Giriş bölümünde “yazarlık üzerine yazmak” konusuna değiniyor Aytaç, bu eylemin nadiren görüldüğünü söylüyor. “Künstlerroman” ya da “Künstlernovelle” diye iki tür romanın sırf sanatçı figürünün dile gelmesiyle ortaya çıktığını, yazarların bu tür eserler üzerinden kendi edebi anlayışlarını kısmen dile getirdiklerini anlatıyor. Papini’nin var, Kundera’nın var, Adair’ın var, çok sayıda yazarın bu tür metinleri var. Kurmacanın içinde daha dağınık duruyor fikirler, günlükteki gibi bir noktada yoğunlaşmıyor ama böylesi daha iyi, hikâyeleştirilmiş bir perspektif daha sağlam bir anlayışa yol açar. Dürrenmatt’ın konularından yola çıkarak yazarın fikirleriyle metinlerinde ele aldığı meseleleri bakışımlı bir biçimde ele alıyor Aytaç, üzerinde durduğu birkaç noktayı alayım. Ele alınan metinlerin isimlerini vermeden fikirler üzerinden gidiyorum. Kendi yaşamını yazmaya çalışanların boşa uğraştığını söylüyor Dürrenmatt, bunu bir hesap çıkarma arzusu olarak görüyor ve bunun sahte dökümlerden, kurmacadan ibaret olduğunu söylüyor. Paz bir benzerini söylüyordu, her şeyde biraz otobiyografik öge bulabiliriz ama otobiyografi bile bir kurmacadır, asıl bunu söyleyeni hatırlayamadım, neyse, kendisini bir “düşünce üreticisi” olarak görüyor Dürrenmatt. Düşünce üreticileri yaşamlara odaklanmak yerine düşünceleri taşıyan, açan karakterler vasıtasıyla düşünce düzlemlerini oluşturuyorlar. İlginçtir ki dil konusunda başarısız olduğunu söylüyor yazar, düşüncelerini felsefi bir üslupta ifade edemediği için öykü yazmaya başladığını ifade ediyor. Sözel alandan görsel alana doğru bir yol onunki, bu yüzden resimle içli dışlı oluyor ve metinlerine bu görselliği yansıtıyor. Bir de dilden ötürü sürekli bir yabancılık çektiğini söylüyor; bir İsviçreli için yazı dili olarak Almancayı kullanmak onun için bir “yabancılık mesafesi” oluşturmuş. Karakterlerine karşı kaskatı durması, gözlemciden öteye gitmemesi bu dil yabancılığından kaynaklanıyor olabilir. Başka, Kant’ın diyalektiğe bakışını eserlerinde kerteriz noktası olarak almış. Çok özetle şu: “Yaşantı-hayal gücü ve konu arasındaki ilişkiyi, hayal gücünün bir dramaturjisini keşfetmek için ararken, otobiyografik şeyler kendiliğinden su yüzüne çıkıyor.” (s. 16) Gerçekliği algılayışı da eserlerini yaratırken kendi yaratıcılığını etkilediği için “olayı olmayan bir konu” yaratıp kullanabiliyor, bunda televizyonun, Vietnam Savaşı’nın ve o döneme dair olayların çarpıtılmasının payı büyük.
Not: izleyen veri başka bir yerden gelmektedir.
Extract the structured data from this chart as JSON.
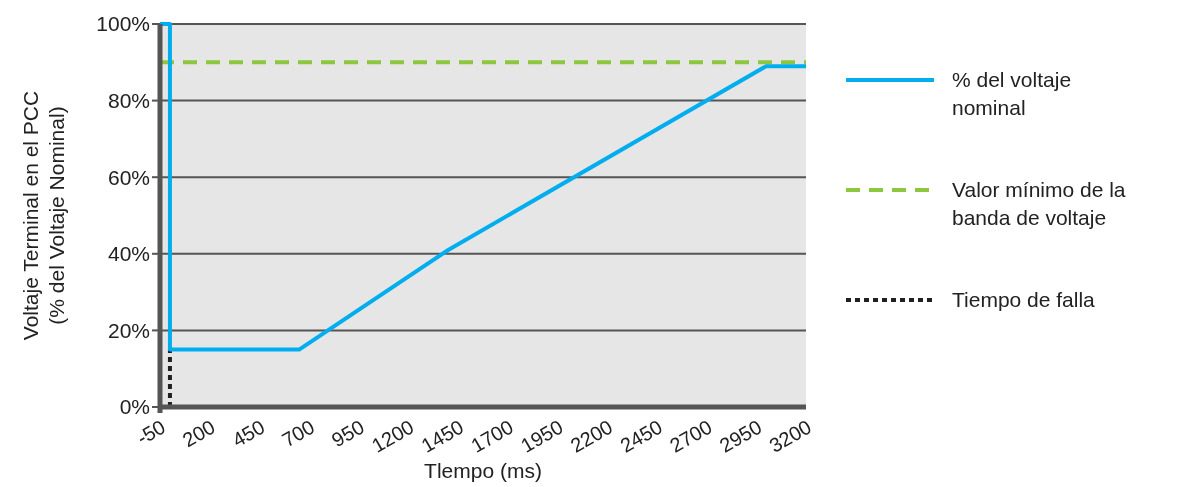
{
  "chart_data": {
    "type": "line",
    "xlabel": "Tlempo (ms)",
    "ylabel": "Voltaje Terminal en el PCC\n(% del Voltaje Nominal)",
    "xlim": [
      -50,
      3200
    ],
    "xticks": [
      -50,
      200,
      450,
      700,
      950,
      1200,
      1450,
      1700,
      1950,
      2200,
      2450,
      2700,
      2950,
      3200
    ],
    "ylim": [
      0,
      100
    ],
    "yticks": [
      {
        "value": 0,
        "label": "0%"
      },
      {
        "value": 20,
        "label": "20%"
      },
      {
        "value": 40,
        "label": "40%"
      },
      {
        "value": 60,
        "label": "60%"
      },
      {
        "value": 80,
        "label": "80%"
      },
      {
        "value": 100,
        "label": "100%"
      }
    ],
    "grid": "y",
    "legend": "right",
    "series": [
      {
        "name": "% del voltaje nominal",
        "color": "#00aeef",
        "line_style": "solid",
        "x": [
          -50,
          0,
          0,
          650,
          1400,
          3000,
          3200
        ],
        "values": [
          100,
          100,
          15,
          15,
          41,
          89,
          89
        ]
      },
      {
        "name": "Valor mínimo de la banda de voltaje",
        "color": "#8dc63f",
        "line_style": "dashed",
        "x": [
          -50,
          3200
        ],
        "values": [
          90,
          90
        ]
      },
      {
        "name": "Tiempo de falla",
        "color": "#231f20",
        "line_style": "dotted",
        "x": [
          0,
          0
        ],
        "values": [
          0,
          15
        ]
      }
    ]
  }
}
Parça parça alayım. Bir eserin kalite değerinin objektif, bilimsel tespitinin mümkün olmadığını söylüyor. Bir metni başka bir metinle ölçebiliriz, bundan başka bir yol, formül yok gerçekten. Kant’a değinmiştim, Kierkegaard’ı da Kant’ın yanına ekleyebiliriz. Kierkegaard olmadan yazarlığının anlaşılmasının mümkün olmadığını söylüyor Dürrenmatt, bu söylemini inanç diyalektiğine, dini varoluşa bağlıyor. Aytaç’ın da değindiği gibi “korku ve titreme”, “ölümcül hastalık” gibi Kierkegaard meselelerine Yunanlı Bir Kız Aranıyor’da, Gözlemcileri Gözlemleyenin Gözlemi’nde rastlayabiliriz. Ateist bir yazar için sorgulamanın sonu gelmiyor, arayış sürüyor ve yeni konular ardı ardına ortaya çıkıyor. Çok mesele var daha; Hegel’den ABD’ye pek çok konuda görüşlerini belirtmiş Dürrenmatt ve Aytaç hepsini derleyip yazarın yaratıcılık dünyasını yansıtmaya çalışmış. İyi de olmuş. Biraz yığmaca gibi olmuş ama iyidir.
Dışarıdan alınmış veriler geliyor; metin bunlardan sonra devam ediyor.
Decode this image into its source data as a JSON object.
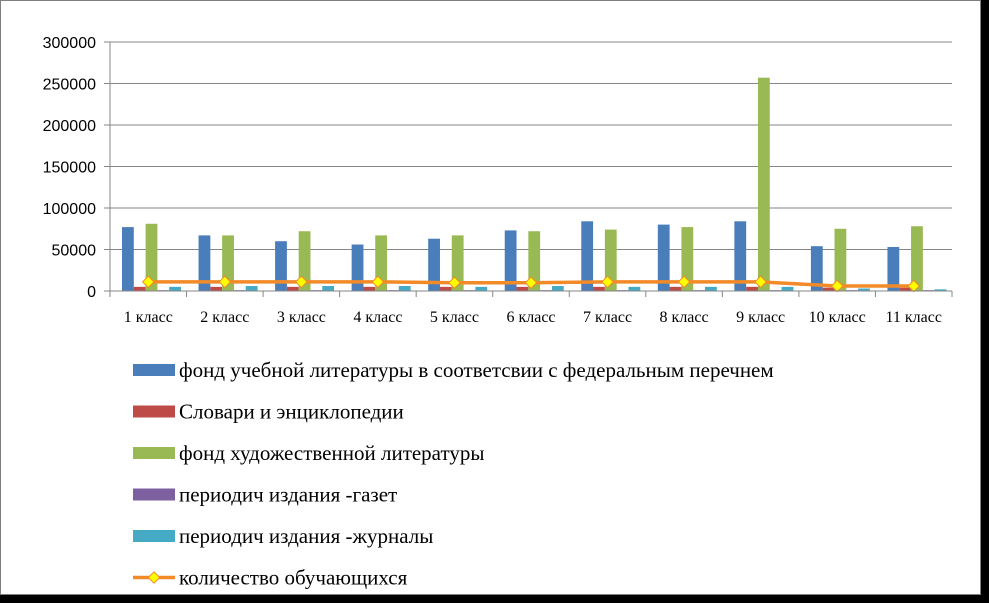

Frisch’e geliyoruz, kendisinin bir tek Stiller’ını okudum ama öznenin kendini oluşturma/yeniden oluşturması ve sosyal dünya içinde var olması meselelerini öyle bir kurgulamış ki etkisinden çıkamadım bir türlü. Neyse, Aytaç benzer bir istikamet çizmiş yazarlar arasında; yine dil meselesinden başlıyoruz. Dilin kısıtlı bir araç olduğunu, yaratıcılığı baltaladığını söylüyor Frisch. Günlükleri üzerinden ilerliyoruz bu arada. “Bir çeşit tınlayan sınır” tanımı dilin ruhu taşıyabildiği son nokta olarak görülebilir, ötesinde sözel anlamdan çıkıp sezgisele geçiyoruz ve bunu yansıtamadığımız için biricik olarak, içeride bir yerde kalıyor. Korkunç bir yalnızlık. Kitapların bir karşı çıkış, tamamlama isteği yaratması gerektiğini söylüyor, bu tamamlanmamışlık sayesinde okur da kendi fikirlerini keşfedebilir ve üretebilir, böylece dilin kusurlu yapısı belki de edebiyat için en temel araç haline gelir. Gelmiştir, metinler kafaya bir balta gibi inmiştir. Nice geceler uykusuz kalmışızdır, birkaç sayfa daha okuyabilmek için sevdiğimizin gözüne ışık sokmuşuzdur, belki de içten içe garipsenmişizdir ama bu iş böyledir, korkunç bir yalnızlık dedim ya. Sonrasında edebiyatın sadece bir yansıtma olayı fikri var, Aytaç genişçe bir yer ayırmış bu konuya. Edebiyatın gerçekten daha gerçek olduğu malumdur. Bazen. Çoğu zaman. Kusurlunun kusursuz yansımasıdır aslında edebiyat. Gerçeğin tek bir düzleminde yaşayabildiğimiz için bize tırışkadan bir şey gibi geliyor ama soyut düşünce yeteneğinin geliştirilmesi bu meseleyi de halledecektir gibi geliyor bana. Olmak istemediğim bir kişi olmayabileceğim. Edebi gerçeklikte. Süper olay.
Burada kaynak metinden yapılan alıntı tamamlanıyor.